Another method

The American Academy of Ophthalmology takes a different approach to managing security on home workers' computers. Until recently, the organization used only the security available in Microsoft Windows Active Directory and its virtual private network (VPN) software.

As viruses began disrupting bandwidth on the corporate network, however, Vice President of IT Joe Carr decided to take further measures. He installed Safe Access, an appliance from StillSecure that ensures that user devices have updated virus-protection software and appropriate firewall status before allowing them on the VPN. "We've had productivity in the office interrupted due to viruses, so we needed to make a change in the way people managed their equipment outside the office," Carr says.
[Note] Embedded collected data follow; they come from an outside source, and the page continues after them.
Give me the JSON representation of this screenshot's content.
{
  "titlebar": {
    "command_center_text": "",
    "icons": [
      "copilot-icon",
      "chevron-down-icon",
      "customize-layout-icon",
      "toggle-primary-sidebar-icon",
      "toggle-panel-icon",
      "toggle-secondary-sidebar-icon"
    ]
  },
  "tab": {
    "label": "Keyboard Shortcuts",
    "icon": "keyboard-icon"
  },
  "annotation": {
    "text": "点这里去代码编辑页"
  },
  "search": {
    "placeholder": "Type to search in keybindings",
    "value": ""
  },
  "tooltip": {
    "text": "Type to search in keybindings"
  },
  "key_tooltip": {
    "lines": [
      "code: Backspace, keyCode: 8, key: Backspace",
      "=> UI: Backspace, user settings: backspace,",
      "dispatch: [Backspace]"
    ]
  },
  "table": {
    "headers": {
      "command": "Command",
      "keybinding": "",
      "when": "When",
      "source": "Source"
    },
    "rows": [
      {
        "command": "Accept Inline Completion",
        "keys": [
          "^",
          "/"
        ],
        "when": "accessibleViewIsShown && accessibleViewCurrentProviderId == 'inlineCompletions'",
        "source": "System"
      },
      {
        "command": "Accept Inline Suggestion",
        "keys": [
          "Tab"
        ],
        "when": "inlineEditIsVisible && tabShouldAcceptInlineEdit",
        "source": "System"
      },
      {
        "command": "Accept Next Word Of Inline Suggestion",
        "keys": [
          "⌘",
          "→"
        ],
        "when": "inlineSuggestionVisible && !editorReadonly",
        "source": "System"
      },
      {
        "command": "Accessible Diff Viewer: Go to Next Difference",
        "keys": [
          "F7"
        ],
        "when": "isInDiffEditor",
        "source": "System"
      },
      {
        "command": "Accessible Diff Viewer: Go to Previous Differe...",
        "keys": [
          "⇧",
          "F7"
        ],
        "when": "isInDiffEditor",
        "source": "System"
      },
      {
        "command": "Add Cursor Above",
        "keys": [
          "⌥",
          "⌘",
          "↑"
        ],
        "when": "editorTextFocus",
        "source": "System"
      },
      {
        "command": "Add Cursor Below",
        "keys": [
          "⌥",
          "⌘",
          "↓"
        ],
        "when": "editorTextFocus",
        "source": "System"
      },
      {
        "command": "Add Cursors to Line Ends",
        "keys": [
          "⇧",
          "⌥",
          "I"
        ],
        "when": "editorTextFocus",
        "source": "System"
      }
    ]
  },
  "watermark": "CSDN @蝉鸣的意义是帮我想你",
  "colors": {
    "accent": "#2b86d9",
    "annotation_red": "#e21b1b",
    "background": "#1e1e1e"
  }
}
Carr is also testing a policy in which Safe Access will check on the last time home workers performed virus scans on their machines. If more than a certain amount of time has passed, it will require a scan before allowing the device onto the VPN. "We test new policies with users to make sure the action is working before ratcheting it up academywide," he says.

Another TriNet policy forbids home workers from storing corporate data long term on their laptops, Dehnhardt says, although he doesn't know of any technology to help him enforce that. Instead, telecommuters are expected to access data through the company's VPN and store data on network home folders, which are backed up nightly. They're also discouraged from using USB or thumb drives because they can easily be lost or stolen.

Of course, some data must reside on the laptop for times when the employee has no network access, like during customer visits. In such cases, remote workers are instructed to take only the data they need for that visit and delete it from the laptop immediately afterward, after saving any changes to the network drive, Dehnhardt says. "It's a fine line to walk," he acknowledges.

Mark Rhodes-Ousley, an information security architect and co-author of Network Security: The Complete Reference (McGraw Hill Osborne Media, 2003), agrees that data should mainly reside in centralized corporate repositories.

"Home workers should be granted access to view and change data only from a distance," he says. That can be facilitated with systems that provide front-end access, such as Secure Sockets Layer VPNs.

Remote access makes the home computer a part of the company network, Rhodes-Ousley explains, whereas front-end access makes only the user interface accessible, separating users and their computing environments from the actual servers that manage the data. This technique presumes that users have a good broadband connection, Gold says, because dial-up could never handle the traffic load.

Everyone agrees that home workers should keep data encrypted, but relying on end users to do that is risky, says John Girard, an analyst at Gartner. "Typical office applications have the ability to encrypt," he says, "but the choice is often voluntary, and the user can usually choose a simple, weak password and encryption algorithm."

That's why it's best to run the home PC as a virtual machine that's encrypted, where the user logs on to bring up an image of a company workstation, he says. Or home users could run an on-demand virtual session that encrypts saved data even if the workstation is otherwise not managed by the company, Girard says. This is possible with software such as Cisco Systems' Secure Desktop, Symantec's On-Demand Agent and Check Point Software Technologies' Integrity Clientless Security Secure Workspace.

At TriNet, all home laptops are encrypted using software from Beachhead Solutions. The software provides centralized encryption management and remote data destruction if the laptop is lost or stolen.

Dehnhardt uses IPsec for encryption on TriNet's VPN, and he requires home wireless networks to be encrypted using Wi-Fi Protected Access when accessing the VPN. The only way to enforce this now, however, is through a signed statement and employee training, he says. "We don't have the [resources] to support home wireless equipment," he says. "It's better to educate the users to protect their home environment than to do it for them."

Dehnhardt also advises home workers to change their default service set identifier and administrator passwords on their wireless access points.

This year, TriNet managers will also periodically visit the homes of remote workers, in accordance with the company's policy for inspections of home offices for ergonomic, safety and security reasons. "If employees do not agree to this, their VPN access and laptops will be pulled, and they will not be allowed to work from home," Dehnhardt says.

This is an unusual policy among U.S. companies, according to the Runz­heimer study. Only 13 percent of respondents said they conducted irregular or initial inspections as part of their virtual office policy. "There are some privacy concerns as to how frequently these inspections should take place and what advance notice is required," says Heidi Skatrud, a vice president at Runzheimer. "But companies absolutely have the authority to enforce security policy in people's homes."